И словно под порывом свежего ветра туман разлетелся на клочки окончательно, и пока он не вернулся, царевич заговорил, быстро и сбивчиво произнося все, что столько времени блуждало за мутной завесой морока:
– Я не понимаю, как можно держать зло на кого-то в течение тысячи лет пусть даже из-за самой лучшей девушки! Тем более что она ушла с ним от тебя, а не наоборот! И еще не понимаю, почему ты не хочешь рассказать всё моим друзьям! И не понимаю, почему ты решил, будто у них не может быть своего мнения! И почему я должен скрывать от всех, что ты исправился, если ты не хочешь… не хочешь…
Дыхание его перехватило от внезапного озарения, и Иван, возмущенный, оскорбленный и униженный положением легковерного сентиментального дурачка, в котором оказался по своей вине и чуть не наделал непоправимого, вскричал:
– Ты лгал! Пытался подчинить меня волшебством! Очернить моих друзей! Выставить себя невинной жертвой обстоятельств! А всё это время…
– Но ты сам сказал, что росток добра есть в каждом! – отчаянно воскликнул Гаурдак, призывая на помощь все скудные запасы магии, имеющиеся сейчас в его распоряжении.
Теплая мутная волна накатила на Ивана – и схлынула бессильно, не сдвинув скалу его гнева и решимости ни на миллиметр.

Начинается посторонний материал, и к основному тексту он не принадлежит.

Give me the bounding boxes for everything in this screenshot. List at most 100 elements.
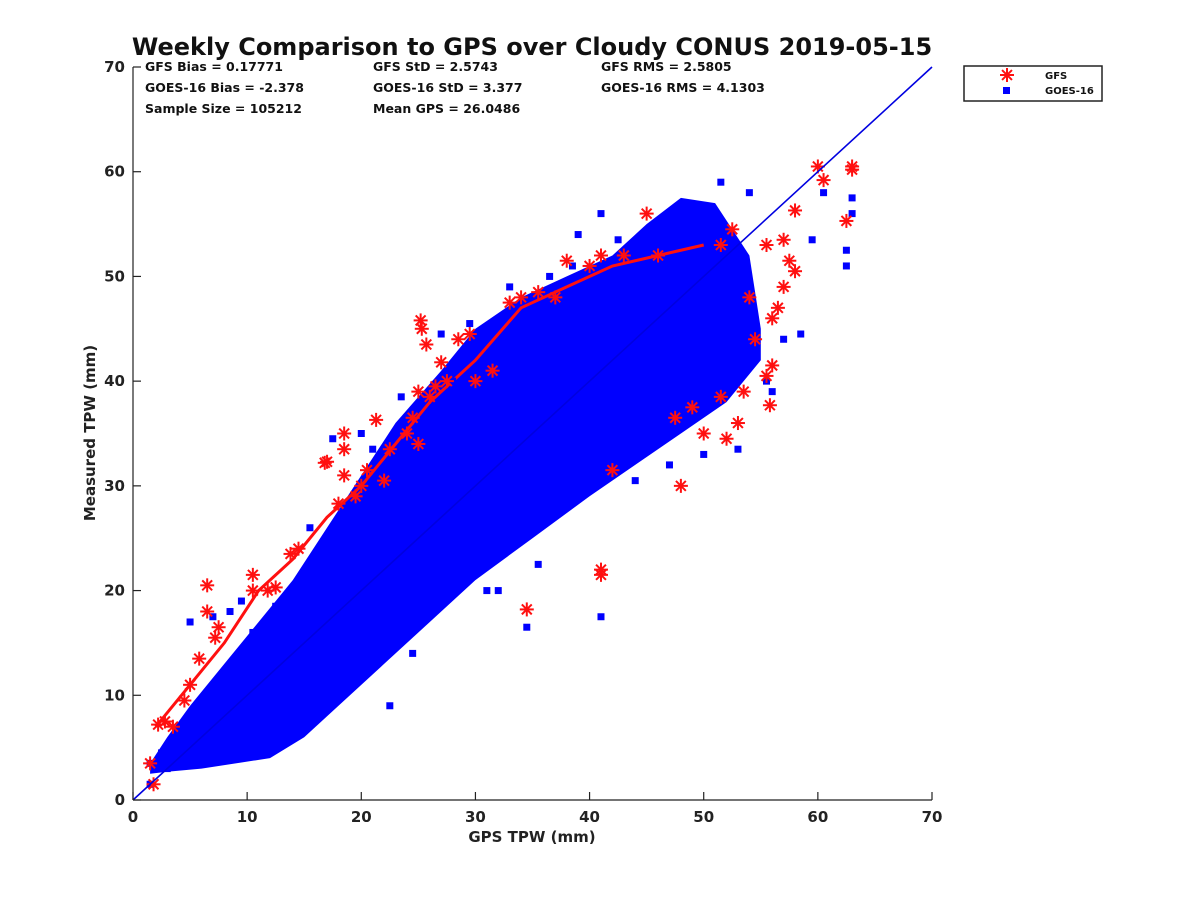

– Да, есть! – голос Иванушки гневно звенел над кругом. – Но ты вырвал свой с корнем! Раскаяние и ложь несовместимы! К новой жизни нужно идти с чистым сердцем и открытой душой! Не могу сказать, что я рад – потому что мучения живого существа не могут доставлять радость… Но то, что ты останешься там – справедливо! Твое место – там, а не среди людей!

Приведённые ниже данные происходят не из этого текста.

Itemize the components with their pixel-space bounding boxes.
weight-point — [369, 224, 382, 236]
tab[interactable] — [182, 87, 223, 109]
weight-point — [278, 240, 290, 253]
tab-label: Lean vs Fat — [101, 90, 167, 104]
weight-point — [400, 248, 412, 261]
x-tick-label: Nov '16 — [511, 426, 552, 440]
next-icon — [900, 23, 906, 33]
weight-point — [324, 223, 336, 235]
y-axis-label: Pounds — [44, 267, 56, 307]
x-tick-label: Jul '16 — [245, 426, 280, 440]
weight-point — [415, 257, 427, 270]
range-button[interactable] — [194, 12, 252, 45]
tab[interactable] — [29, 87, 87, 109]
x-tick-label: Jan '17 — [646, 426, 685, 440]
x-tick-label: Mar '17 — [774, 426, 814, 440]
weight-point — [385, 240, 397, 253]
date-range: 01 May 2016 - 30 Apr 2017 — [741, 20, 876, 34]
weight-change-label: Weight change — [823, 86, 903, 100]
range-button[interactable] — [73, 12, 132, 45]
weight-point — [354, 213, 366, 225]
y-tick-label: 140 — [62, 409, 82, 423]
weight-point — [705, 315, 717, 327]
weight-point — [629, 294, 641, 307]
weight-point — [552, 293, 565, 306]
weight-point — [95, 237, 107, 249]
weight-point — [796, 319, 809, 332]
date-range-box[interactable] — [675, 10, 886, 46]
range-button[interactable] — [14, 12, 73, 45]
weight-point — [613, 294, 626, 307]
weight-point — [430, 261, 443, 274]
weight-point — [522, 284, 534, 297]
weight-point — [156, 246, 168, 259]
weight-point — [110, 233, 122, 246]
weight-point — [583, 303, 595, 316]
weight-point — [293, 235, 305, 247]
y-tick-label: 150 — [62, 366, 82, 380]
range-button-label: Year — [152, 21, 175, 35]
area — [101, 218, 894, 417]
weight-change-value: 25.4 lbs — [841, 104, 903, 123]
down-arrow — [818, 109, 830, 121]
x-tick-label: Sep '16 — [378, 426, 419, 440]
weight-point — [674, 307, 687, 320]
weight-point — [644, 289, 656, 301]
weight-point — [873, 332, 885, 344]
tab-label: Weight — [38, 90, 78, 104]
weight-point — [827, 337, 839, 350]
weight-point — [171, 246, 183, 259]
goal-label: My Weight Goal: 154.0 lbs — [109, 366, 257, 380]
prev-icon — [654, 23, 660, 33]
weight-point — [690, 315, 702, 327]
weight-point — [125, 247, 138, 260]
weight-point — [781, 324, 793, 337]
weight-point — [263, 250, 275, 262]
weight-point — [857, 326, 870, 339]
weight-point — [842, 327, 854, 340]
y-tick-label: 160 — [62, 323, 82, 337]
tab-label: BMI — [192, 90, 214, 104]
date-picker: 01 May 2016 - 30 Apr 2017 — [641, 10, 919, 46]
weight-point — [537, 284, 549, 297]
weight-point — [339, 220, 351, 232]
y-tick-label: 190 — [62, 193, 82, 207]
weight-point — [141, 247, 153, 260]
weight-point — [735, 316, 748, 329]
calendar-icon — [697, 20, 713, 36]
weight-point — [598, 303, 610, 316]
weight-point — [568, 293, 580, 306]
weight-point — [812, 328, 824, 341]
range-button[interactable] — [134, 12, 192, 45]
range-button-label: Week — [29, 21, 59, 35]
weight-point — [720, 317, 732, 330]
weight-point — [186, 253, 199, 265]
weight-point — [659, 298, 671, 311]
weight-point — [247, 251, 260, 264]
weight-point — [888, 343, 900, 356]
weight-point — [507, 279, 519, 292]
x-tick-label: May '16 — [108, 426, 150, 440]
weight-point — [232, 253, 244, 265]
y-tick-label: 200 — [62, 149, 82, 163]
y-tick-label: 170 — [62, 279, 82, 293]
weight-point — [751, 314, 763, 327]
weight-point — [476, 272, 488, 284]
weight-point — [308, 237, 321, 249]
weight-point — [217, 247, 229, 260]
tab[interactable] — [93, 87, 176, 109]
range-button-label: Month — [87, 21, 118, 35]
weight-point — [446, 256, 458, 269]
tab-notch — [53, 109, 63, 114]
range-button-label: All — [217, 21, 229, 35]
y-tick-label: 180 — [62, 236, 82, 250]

"Спокойствие и надмирность, надмирность и спокойствие…"
Ослепительный зеленый свет ударил неожиданно, и Анчар зажмурился, пытаясь инстинктивно вскинуть к глазам здоровую руку. Но ладонь его была зажата в огромной лапе отряга как в тисках, и скорее ему удалось бы вырвать сустав из плеча, чем высвободить ее хотя бы на миллиметр. Раненой же рукой, удерживаемой калифом, он не мог пошевелить, даже если бы от этого зависела его жизнь: несмотря на все старания гвентянской принцессы, боль в плече с каждым днем становилась сильней, и лихорадка не отпускала ни на час.
Голова атлана кружилась, перед глазами плавали, наползая друг на друга, сине-зеленые пятна, и всё вокруг качалось и плыло в такт их беспорядочному блужданию. Только упрямство, настоянное на жажде помочь Избавителю, поддерживало его теперь на ногах. Хотя, упади он сейчас, забейся от боли, закричи или потеряй сознание – даже это не заставило бы Наследников выпустить его руки и разомкнуть круг.
И он это знал.
– Добрый вечер, – вежливый баритон прозвучал в его голове приглушенно, словно доносясь издалека, и дыхание мага перехватило от радости и боязни, что долгожданная встреча окажется лишь горячечным бредом.
– Избавитель… Мира?.. – прошептал он, с трудом размыкая обветренные, запекшиеся губы.
– Избавитель?.. – баритон возвысился в удивлении и пропал.
Сердце Анчара болезненно сжалось и заныло, страшась разочарования, но через несколько секунд незримый собеседник вернулся, и голос его звучал ласково и уверенно.